見老神醫走遠,桑默回過頭,看向依舊還是矗在門框邊躊躇不前的万俟珩。半響,嘆一口氣,走上前去,停在他的面前,伸手抓起他的一隻手,看着露出來的纖長手指頭上有着點點腥紅。
“我……”
万俟珩張合的嘴才吐出一字,便沒了下文,抿着脣,隔着面紗,他看不清她的容貌,也看不清她臉上的傷。但她與老神醫的談話,他都聽見了。
万俟珩不想自己像個沒氣量的男人,計較着一些不該計較的事情。可是,當他聽見老神醫說她在乎那個男人的時候,他真的管不住自己泛酸的心。
他知道,她或許是沒有那樣的心,但是,他也沒有忘記過,自己當初是怎樣纔得到她的心目中的一席之位的。
如今,那個男人這般,他相信,她只是還沒有發現自己的心其實是最柔軟的。如果那個男人執意要留在她的身邊,她一定會不忍心拒絕的。
“先回房吧,有什麼話回房說。”
沒再繼續等待万俟珩這突來的猶豫,桑默直接的拉着他就往大廳裡走,然後穿過大廳走向側院。
一路上,万俟珩也沒有開口,只是任由這眼前之人將自己帶往房間裡,直到坐在了椅子上,他也只是看着眼前忙碌着的身影,不曾出聲。
回到房間裡,桑默直接的將懷裡的雪迷猴放在了牀上,然後隨處翻找出自己掩人耳目的包袱,從裡面找到之前十九送她的金創藥,順道找出一塊白紗,走到万俟珩的面前。
“把手伸出來,掌心朝上。”
將白紗放在桌上,將金創藥的木塞扒開,桑默對着沒有動作的万俟珩法令道。
聽見頭頂上傳來桑默的聲音,万俟珩慢慢的將雙手掌心朝上的伸出來,手掌上面,各有着深深的四個指甲樣的半月形傷痕,每一個都有着淺淺的血痕。
“珩,相信我嗎?你何必在乎他人的說詞,只知道我心裡有的只是你就行了。嗯?”
桑默一手托住万俟珩的大手,一手拿着金創藥慢慢的倒散在大手的掌心傷痕上,用白色的粉末將這些傷痕覆蓋住,卻覆蓋不住的她的心疼。
“默兒,我相信你。對不起,讓你擔心了。”
隔着面紗,看着認真又仔細的爲自己上藥的桑默,万俟珩剛纔有些泛酸的心,現在正漸漸的回暖溢甜,他相信她說的話。
儘管以後她可能會食言,但是起碼現在這一刻,他相信她的心裡真的就只有他的存在。
“這樣纔對嘛,不要總是一個人在那裡胡思亂想,看見我的時候,只要直接走過來就是了,不需要多想。”

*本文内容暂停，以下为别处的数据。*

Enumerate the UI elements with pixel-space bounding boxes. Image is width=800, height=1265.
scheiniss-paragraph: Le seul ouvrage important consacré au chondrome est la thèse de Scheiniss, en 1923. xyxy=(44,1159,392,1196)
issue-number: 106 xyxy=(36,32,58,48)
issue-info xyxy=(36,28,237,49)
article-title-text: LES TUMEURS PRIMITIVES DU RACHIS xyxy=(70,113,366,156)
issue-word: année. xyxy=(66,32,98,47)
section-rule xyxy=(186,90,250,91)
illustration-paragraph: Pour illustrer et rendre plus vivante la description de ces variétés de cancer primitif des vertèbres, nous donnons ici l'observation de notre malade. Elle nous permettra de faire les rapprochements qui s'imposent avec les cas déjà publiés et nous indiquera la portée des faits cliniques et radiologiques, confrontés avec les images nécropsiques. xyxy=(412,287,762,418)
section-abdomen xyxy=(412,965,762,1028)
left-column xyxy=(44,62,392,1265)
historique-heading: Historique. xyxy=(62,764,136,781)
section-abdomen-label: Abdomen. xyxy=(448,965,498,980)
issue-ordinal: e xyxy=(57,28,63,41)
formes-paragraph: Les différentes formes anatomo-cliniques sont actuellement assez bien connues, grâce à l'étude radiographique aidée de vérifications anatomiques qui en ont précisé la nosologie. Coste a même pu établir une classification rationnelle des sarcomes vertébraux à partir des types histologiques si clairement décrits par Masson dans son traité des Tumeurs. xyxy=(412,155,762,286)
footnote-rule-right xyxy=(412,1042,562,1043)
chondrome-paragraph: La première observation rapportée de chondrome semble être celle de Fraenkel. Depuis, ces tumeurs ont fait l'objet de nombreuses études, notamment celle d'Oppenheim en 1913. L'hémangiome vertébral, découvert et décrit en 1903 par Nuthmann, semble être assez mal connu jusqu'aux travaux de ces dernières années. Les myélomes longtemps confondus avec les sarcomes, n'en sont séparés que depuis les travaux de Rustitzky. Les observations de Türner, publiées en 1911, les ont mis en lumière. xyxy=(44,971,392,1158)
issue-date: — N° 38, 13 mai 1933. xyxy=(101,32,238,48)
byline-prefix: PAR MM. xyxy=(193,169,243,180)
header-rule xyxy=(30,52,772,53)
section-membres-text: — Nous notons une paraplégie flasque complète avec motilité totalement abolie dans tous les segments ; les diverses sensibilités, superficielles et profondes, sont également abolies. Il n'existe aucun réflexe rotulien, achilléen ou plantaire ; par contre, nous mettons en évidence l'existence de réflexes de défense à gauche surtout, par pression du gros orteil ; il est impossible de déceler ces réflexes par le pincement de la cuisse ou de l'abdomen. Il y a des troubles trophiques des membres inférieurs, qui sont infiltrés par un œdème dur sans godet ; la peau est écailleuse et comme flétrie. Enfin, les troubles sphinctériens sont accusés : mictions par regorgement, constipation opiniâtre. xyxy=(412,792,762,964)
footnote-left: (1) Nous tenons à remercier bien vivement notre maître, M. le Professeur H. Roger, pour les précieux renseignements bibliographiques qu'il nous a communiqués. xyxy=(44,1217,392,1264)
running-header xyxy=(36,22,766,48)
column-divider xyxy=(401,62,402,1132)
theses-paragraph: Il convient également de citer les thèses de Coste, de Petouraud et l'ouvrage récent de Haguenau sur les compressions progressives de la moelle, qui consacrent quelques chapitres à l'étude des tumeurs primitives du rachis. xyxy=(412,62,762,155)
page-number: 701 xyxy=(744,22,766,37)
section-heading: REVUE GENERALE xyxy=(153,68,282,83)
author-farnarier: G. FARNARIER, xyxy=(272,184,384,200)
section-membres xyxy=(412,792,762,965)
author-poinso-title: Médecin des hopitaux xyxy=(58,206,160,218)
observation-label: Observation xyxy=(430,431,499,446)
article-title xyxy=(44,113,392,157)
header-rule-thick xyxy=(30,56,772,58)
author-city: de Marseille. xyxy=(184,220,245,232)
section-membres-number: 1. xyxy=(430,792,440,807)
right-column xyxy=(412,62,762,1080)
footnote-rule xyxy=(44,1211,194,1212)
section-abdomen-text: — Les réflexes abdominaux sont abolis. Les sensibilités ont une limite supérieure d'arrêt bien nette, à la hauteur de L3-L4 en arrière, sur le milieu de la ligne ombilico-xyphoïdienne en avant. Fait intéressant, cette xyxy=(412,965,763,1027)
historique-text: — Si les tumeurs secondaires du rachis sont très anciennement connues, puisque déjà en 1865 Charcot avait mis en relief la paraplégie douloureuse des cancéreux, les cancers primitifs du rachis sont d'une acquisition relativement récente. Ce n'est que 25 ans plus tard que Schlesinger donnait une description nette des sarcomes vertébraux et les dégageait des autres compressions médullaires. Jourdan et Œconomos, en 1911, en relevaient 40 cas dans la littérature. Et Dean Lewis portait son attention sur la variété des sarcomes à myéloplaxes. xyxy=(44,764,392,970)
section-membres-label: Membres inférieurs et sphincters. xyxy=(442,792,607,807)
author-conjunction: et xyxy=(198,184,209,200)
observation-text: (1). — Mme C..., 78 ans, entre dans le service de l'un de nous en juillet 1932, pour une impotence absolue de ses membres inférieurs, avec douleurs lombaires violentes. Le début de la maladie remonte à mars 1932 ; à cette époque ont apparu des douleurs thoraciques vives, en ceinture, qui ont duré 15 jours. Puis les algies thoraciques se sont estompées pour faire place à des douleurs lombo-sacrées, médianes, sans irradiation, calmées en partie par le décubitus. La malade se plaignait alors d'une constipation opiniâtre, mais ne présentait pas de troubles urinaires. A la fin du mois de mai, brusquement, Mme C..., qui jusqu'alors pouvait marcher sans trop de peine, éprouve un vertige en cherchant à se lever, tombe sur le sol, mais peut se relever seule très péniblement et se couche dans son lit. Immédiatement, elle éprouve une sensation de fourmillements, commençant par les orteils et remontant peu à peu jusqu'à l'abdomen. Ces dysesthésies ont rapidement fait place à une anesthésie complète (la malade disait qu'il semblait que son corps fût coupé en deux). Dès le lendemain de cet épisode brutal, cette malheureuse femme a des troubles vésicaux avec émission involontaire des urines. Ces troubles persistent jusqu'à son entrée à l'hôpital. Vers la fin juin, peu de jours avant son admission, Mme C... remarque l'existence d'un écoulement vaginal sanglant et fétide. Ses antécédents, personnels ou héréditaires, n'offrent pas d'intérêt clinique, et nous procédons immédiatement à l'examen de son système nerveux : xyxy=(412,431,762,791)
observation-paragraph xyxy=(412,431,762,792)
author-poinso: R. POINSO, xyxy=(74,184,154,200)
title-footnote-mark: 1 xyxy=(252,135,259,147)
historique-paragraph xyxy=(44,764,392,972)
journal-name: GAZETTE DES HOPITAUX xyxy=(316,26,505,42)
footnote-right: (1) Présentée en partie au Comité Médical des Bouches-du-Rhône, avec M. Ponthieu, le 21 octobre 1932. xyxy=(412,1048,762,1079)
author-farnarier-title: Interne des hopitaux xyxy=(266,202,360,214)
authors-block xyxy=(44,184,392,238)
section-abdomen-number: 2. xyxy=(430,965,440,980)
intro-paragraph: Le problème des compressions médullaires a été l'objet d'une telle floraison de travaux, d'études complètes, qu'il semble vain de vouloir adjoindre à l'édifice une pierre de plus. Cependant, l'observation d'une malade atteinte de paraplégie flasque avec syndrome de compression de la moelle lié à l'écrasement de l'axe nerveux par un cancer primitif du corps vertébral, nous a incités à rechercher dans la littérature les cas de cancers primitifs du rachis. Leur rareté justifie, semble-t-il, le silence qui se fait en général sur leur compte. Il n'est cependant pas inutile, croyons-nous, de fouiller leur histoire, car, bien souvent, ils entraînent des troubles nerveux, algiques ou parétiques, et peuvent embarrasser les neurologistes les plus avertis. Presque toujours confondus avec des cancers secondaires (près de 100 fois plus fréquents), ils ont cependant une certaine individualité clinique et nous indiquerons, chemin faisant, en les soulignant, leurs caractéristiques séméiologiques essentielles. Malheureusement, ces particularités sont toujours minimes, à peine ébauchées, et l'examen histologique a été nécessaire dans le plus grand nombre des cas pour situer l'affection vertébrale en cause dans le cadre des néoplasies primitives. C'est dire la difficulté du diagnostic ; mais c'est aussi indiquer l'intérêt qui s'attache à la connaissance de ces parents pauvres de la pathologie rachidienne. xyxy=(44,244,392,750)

桑默用白紗將万俟珩的手掌小心的包紮好後,擡手將面前阻攔視線的面紗輕輕拂開,終於得以清楚的見着万俟珩無垠的雙眸。然後,傾身點水般的在那光潔的平額上落下一吻,是在證明自己的所言,也是在安撫他的心。
“默兒,我好想你。”
雙手穿過桑默的腰際,摟緊,然後將臉埋進她的腹上,輕輕的溫和吐語,只四個字即將自己滿心滿懷的思念傾出。
“嗯,我知道,我回來了。”
桑默伸手環抱住靠在自己腹上的腦袋,深深的點了點頭,深深的迴應他的深情,要他也明白她的情。
她,回到他的身邊了。
她,回來與他同行相伴了。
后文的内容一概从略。